Tuesday, May 21, 2013

The Hot 100 and Me



Exactly 25 years ago, I got my first copy of Billboard magazine, which featured charts for the week ending May 21, 1988.  That week, Gloria Estefan and the Miami Sound Machine resided at number 1 on the Hot 100 singles chart for a second week with "Anything For You."  One of my favorite songs of the time, George Michael's "One More Try," occupied the number 2 spot, poised to take over at number one the following week.  And down one notch to number 3, yet retaining its bullet, was Johnny Hates Jazz with "Shattered Dreams."  As Chart Beat told me in that issue, "Shattered Dreams" was the first song in some time to fall yet retain a bullet, which is the symbol used on the chart to mark singles that have the highest airplay and sales gains for the week.  Falling and retaining a bullet would become more commonplace in the 1990s, after chart methodology changed in 1991, but in 1988, it remained a rare occurrence.

Throughout the next year or so, I would periodically pick up an issue of Billboard every several weeks.  It was a little too expensive to buy every week, but I still wanted to keep track of more than what Casey Kasem offered on the radio on American Top 40 every weekend.  By the summer of 1989, though, I had taken the plunge and purchased a subscription.  At around a couple hundred dollars for the year, that was a pricey item for a 16-year-old high school student, yet I saw it as a worthwhile expenditure.  For three years -- until I finally let my yearly subscription lapse in 1992 -- I anxiously anticipated receiving the magazine in the mail, and I pored over the charts, especially the Hot 100, keeping precise track of the chart movement of all songs that hit the Top 15 and keeping my eye on the rest of the songs on the chart as well.  By August 1989, I had begun my own weekly chart -- a make-believe chart based on my favorite popular music hits -- originally consisting of my top 25 songs, though after just a few months taking a Top 30 chart form.  I would continue that practice until the spring of 1998, at which time my interests and the world of pop music had diverged enough that I saw value in ceasing the practice.

Over that decade between my first issue of Billboard and the end of my own chart, I had invested myself in the Hot 100 in additional ways.  My Honors thesis during the Spring 1994 semester at Bowling Green State University examined changes in the Hot 100 based on the 1991 methodology modification.  I looked at how the new methodology significantly altered song movement up and down the chart.  That paper stemmed from work I had done for a Summer 1992 Sociology course on Popular Music and Society that became the first paper I delivered at an academic conference -- "Achy Breaky Chart:  Changes in Billboard's Hot 100 Chart," which I delivered at the Midwest Popular Culture Association Annual Meeting in Indianapolis in October 1992.  A year later, at the Midwest Popular Culture Association Annual Meeting in East Lansing, Michigan, I would deliver a second paper -- "Achy Breaky II:  More Changes in Billboard's Hot 100 Chart" -- that focused on genre implications of the methodological change.

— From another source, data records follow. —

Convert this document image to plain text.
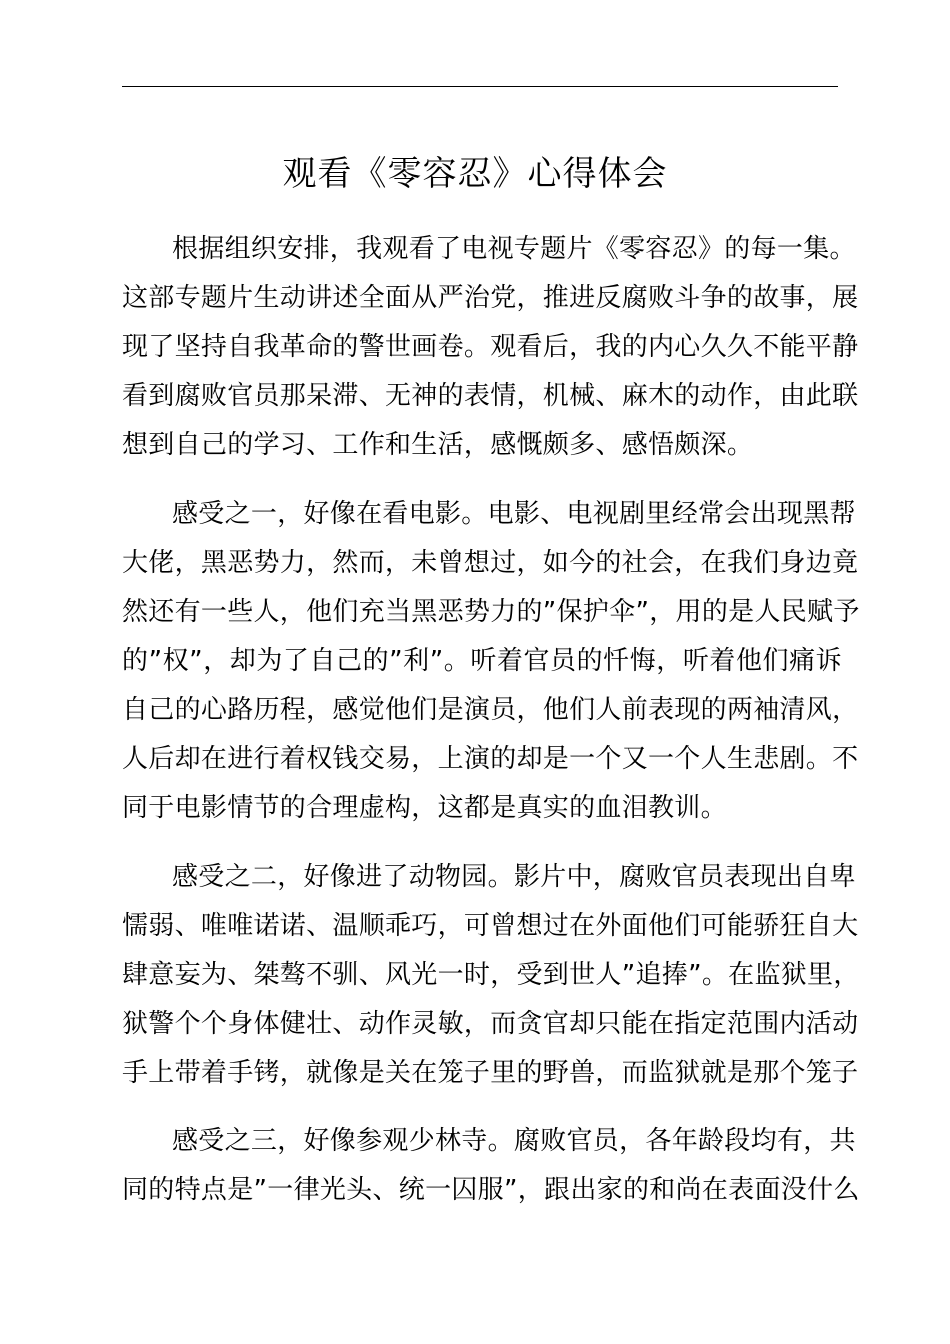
观看《零容忍》心得体会
根据组织安排，我观看了电视专题片《零容忍》的每一集。
这部专题片生动讲述全面从严治党，推进反腐败斗争的故事，展
现了坚持自我革命的警世画卷。观看后，我的内心久久不能平静
看到腐败官员那呆滞、无神的表情，机械、麻木的动作，由此联
想到自己的学习、工作和生活，感慨颇多、感悟颇深。
感受之一，好像在看电影。电影、电视剧里经常会出现黑帮
大佬，黑恶势力，然而，未曾想过，如今的社会，在我们身边竟
然还有一些人，他们充当黑恶势力的”保护伞”，用的是人民赋予
的”权”，却为了自己的”利”。听着官员的忏悔，听着他们痛诉
自己的心路历程，感觉他们是演员，他们人前表现的两袖清风，
人后却在进行着权钱交易，上演的却是一个又一个人生悲剧。不
同于电影情节的合理虚构，这都是真实的血泪教训。
感受之二，好像进了动物园。影片中，腐败官员表现出自卑
懦弱、唯唯诺诺、温顺乖巧，可曾想过在外面他们可能骄狂自大
肆意妄为、桀骜不驯、风光一时，受到世人”追捧”。在监狱里，
狱警个个身体健壮、动作灵敏，而贪官却只能在指定范围内活动
手上带着手铐，就像是关在笼子里的野兽，而监狱就是那个笼子
感受之三，好像参观少林寺。腐败官员，各年龄段均有，共
同的特点是”一律光头、统一囚服”，跟出家的和尚在表面没什么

These research projects reflected the interest in studying popular music that was fundamental in directing me to the study of popular culture.  In more recent years, I've focused more on other aspects of popular culture, particularly sports, and my interest in popular music has veered away from chart analysis, as reflected in my co-edited book on the interpretation and significance of Don McLean's "American Pie."  Yet, the draw toward diligently following Billboard's Hot 100 chart played a very significant role in my development as a person and as a scholar.  That makes this a particularly important 25th anniversary.